What Comes Up Must Come Down...Somewhere

Nearly one-third of the nitrogen entering the Chesapeake Bay arrives through the air, and half of that loading originated as nitrous oxides rising from sources like coal-burning power plants and factories along the Ohio River valley (top) and other urban and industrial sites located far from the Bay. While the Bay's watershed covers 64,000 square miles, the Bay's airshed covers nine times as much territory, stretching over 570,000 square miles and extending into 12 states. According to the U.S. Environmental Protection Agency, the Clean Air Act in 2010 saved 165,000 lives and prevented 130,000 heart attacks and 1.7 million asthma attacks. Cutbacks in air pollution are also helping clean the waters of the Chesapeake Bay. Photograph by Alfred T. Palmer (1944), Library of Congress Collection; airshed and watershed maps, Chesapeake Bay Program.

THE WATER IN THE BAY MAY BE GETTING CLEANER, largely because the air is getting cleaner. That's an unexpected and somewhat ironic success story that is emerging from recent research on the upper reaches of some of the Bay's tributaries.

In 1997, the U.S. Environmental Protection Agency began enforcing the Clean Air Act more aggressively, trying to clamp down harder on the release of airborne nitrous oxides. And shortly thereafter, hydrologist Keith Eshleman began seeing drops in the amount of nitrogen washing into the rivers of Western Maryland and southern Pennsylvania, rivers that run into the Bay.

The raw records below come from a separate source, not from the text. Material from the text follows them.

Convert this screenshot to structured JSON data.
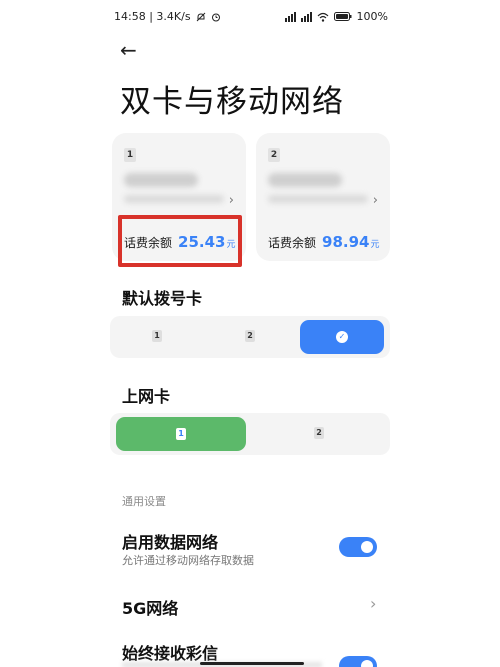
{
  "status_bar": {
    "time_speed": "14:58 | 3.4K/s",
    "battery": "100%"
  },
  "header": {
    "title": "双卡与移动网络"
  },
  "sim_cards": [
    {
      "slot": "1",
      "balance_label": "话费余额",
      "balance_value": "25.43",
      "balance_unit": "元"
    },
    {
      "slot": "2",
      "balance_label": "话费余额",
      "balance_value": "98.94",
      "balance_unit": "元"
    }
  ],
  "default_dial": {
    "title": "默认拨号卡",
    "options": [
      "1",
      "2",
      "✓"
    ],
    "selected": "always-ask"
  },
  "data_card": {
    "title": "上网卡",
    "options": [
      "1",
      "2"
    ],
    "selected": "1"
  },
  "general": {
    "group_label": "通用设置",
    "mobile_data": {
      "title": "启用数据网络",
      "subtitle": "允许通过移动网络存取数据",
      "enabled": true
    },
    "five_g": {
      "title": "5G网络"
    },
    "mms": {
      "title": "始终接收彩信",
      "enabled": true
    }
  },
  "colors": {
    "accent_blue": "#3a82f7",
    "accent_green": "#5cb96a",
    "highlight_red": "#d8322a"
  }
}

Nitrogen inflow into the Bay is one of the primary causes of many of the Bay's contemporary ills. It overfertilizes phytoplankton and algae blooms, causing cloudy waters, dieoffs in bay grasses, dead zones of no oxygen, and frequent fish kills. And nearly a quarter of the nitrogen that ends up in the Bay begins as nitrous oxides pouring into the air from the exhaust stacks of factories and power plants that burn coal and oil and from the exhaust pipes of cars and trucks and buses that burn gas.

A lot of those power plants and factories and cars are located hundreds of miles away, well outside the Bay watershed. When those nitrous oxides land in the watershed, they can be washed into rivers that lead down to the Bay. And their arrivals have been measured by Eshleman, a professor at the UMCES Appalachian Lab in Frostburg, Maryland. His data come from river systems with stream gauges that have been recording nitrogen inputs for 25 years. His findings are unambiguous. "On average, we are seeing about a 50 percent reduction in nitrates," says Eshleman, who is getting ready to publish his results. "It's a really clear-cut effect."

More evidence of the effect comes from the scientists running the watershed model for the Environmental Protection Agency's Chesapeake Bay Program. According to estimates by Gary Shenk, a modeler for the program, total nitrogen loads to the Chesapeake have been cut by 20 percent since 1985, thanks in part to controls on farm runoff, urban runoff, and wastewater discharges. But nearly half that reduction in nitrogen, 46 percent, has come from cutbacks in atmospheric deposition of nitrous oxides.

These reductions, according to Eshleman, can be traced in part to changes in the much-amended Clean Air Act. Originally launched in 1963, the Act was first given teeth in 1970, with strong amendments added in 1977 and 1990. Under President Clinton, the EPA in 1997 added tougher rules on nitrous oxide emissions, a decision that was controversial and historic and expensive because the new rules required many older factories and power plants in the Midwest to switch to cleaner-burning fuels or install advanced scrubbers similar to those already in use in the Northeast states. In addition, many states had to move more aggressively to reduce automobile emissions and encourage mass transit options. Within a few years the stream gauges in Mid-Atlantic rivers were showing declines in nitrates. "From watersheds with thousands of acres down to small watersheds, we are seeing robust reductions," says Eshleman. "This is a huge success story."

It's also an unexpected success story. Protecting human health was always the primary goal of the Clean Air Act, but protecting the ecological health of the Chesapeake Bay has, ironically enough, been a surprising payoff. According to ecologist Michael Kemp, an expert on nutrients in the Chesapeake, these nitrogen cutbacks are helping both to revive bay grasses along some shallow areas and to slowly reduce the dead zone along the deep mainstem of the Bay. These "secondary" benefits from clean air legislation, in his opinion, outweigh the benefits from clean water legislation or any other effort to improve the water quality of the Chesapeake Bay. "The Clean Air Act," Kemp says, "has provided us with a gift."